Karthik’s work in the IAS has included directing Punjab’s Public Service Commission, where, as secretary she oversaw the appointment of state civil service officers and examined and amended the service rules for 25 government departments. She chaired a committee constituted to inquire into illegal stone crushing in environmentally fragile terrain and also oversaw the creation of an online app to allow citizens of a Punjab district to locate and compare prices and stocks of over-the-counter medicines.

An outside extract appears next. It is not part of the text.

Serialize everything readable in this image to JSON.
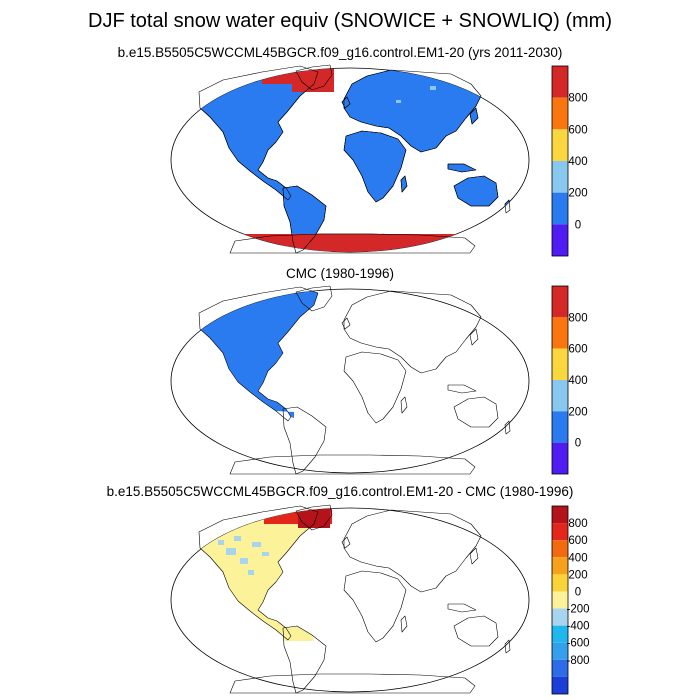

“I was working as an additional district magistrate in a very rural district near the Pakistan border, and I felt there was a need for information about availability of crucial medicines sold across the counter,” Karthik said. “Now the government of India has selected this as a pilot program for the whole state.”
Karthik, who is interested in Duke Law’s SJD degree program, said she would like to bring her new knowledge to bear in India’s Ministry of Environment, Forest and Climate Change, or an international organization like the United Nations Environment Programme.